Differentiation from Existing Reports

This report differs from the related issues above in three ways:

  1. Controlled cross-session reproduction. The same task was assigned to 4+ independent sessions with context transfers from prior failures explicitly provided as examples of what NOT to do. Every session reproduced the failure identically despite having the failure pattern documented in its own context.
  1. Empirical cost data across sessions. Session B: $1.78 (from Claude Code status bar), Session D: ~26 exchanges before bug report drafting.

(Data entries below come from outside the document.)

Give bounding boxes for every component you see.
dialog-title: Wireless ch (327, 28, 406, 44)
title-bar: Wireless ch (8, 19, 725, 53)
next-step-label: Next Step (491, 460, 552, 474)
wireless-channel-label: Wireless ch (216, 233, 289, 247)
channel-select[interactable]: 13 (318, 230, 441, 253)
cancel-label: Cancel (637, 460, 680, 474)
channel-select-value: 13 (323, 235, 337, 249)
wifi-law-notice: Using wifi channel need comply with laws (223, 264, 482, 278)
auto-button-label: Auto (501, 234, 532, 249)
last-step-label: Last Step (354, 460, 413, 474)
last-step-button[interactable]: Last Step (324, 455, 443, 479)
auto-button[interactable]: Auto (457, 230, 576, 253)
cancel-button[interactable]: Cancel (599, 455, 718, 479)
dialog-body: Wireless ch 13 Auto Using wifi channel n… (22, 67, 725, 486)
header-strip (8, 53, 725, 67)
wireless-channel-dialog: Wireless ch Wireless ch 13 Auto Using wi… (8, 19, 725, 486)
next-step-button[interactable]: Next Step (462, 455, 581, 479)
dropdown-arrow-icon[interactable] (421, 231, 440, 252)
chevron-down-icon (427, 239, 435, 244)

Useful-to-waste ratio approximately 1:10 to 1:20 across all sessions.
  1. Full transcript available via Feedback ID. 002e2ebc-6ebb-4d97-804f-a3d8ddbde03f — Session D's complete transcript showing attestations, violations, reversals, and the behavioral analysis in real time. Anthropic can verify every claim in this report against the raw conversation.

Other issues report the symptom (instructions ignored). This report documents the reproduction cycle: warn → attest → violate → analyze → repeat, across independent sessions with the analysis of each prior failure available to the next.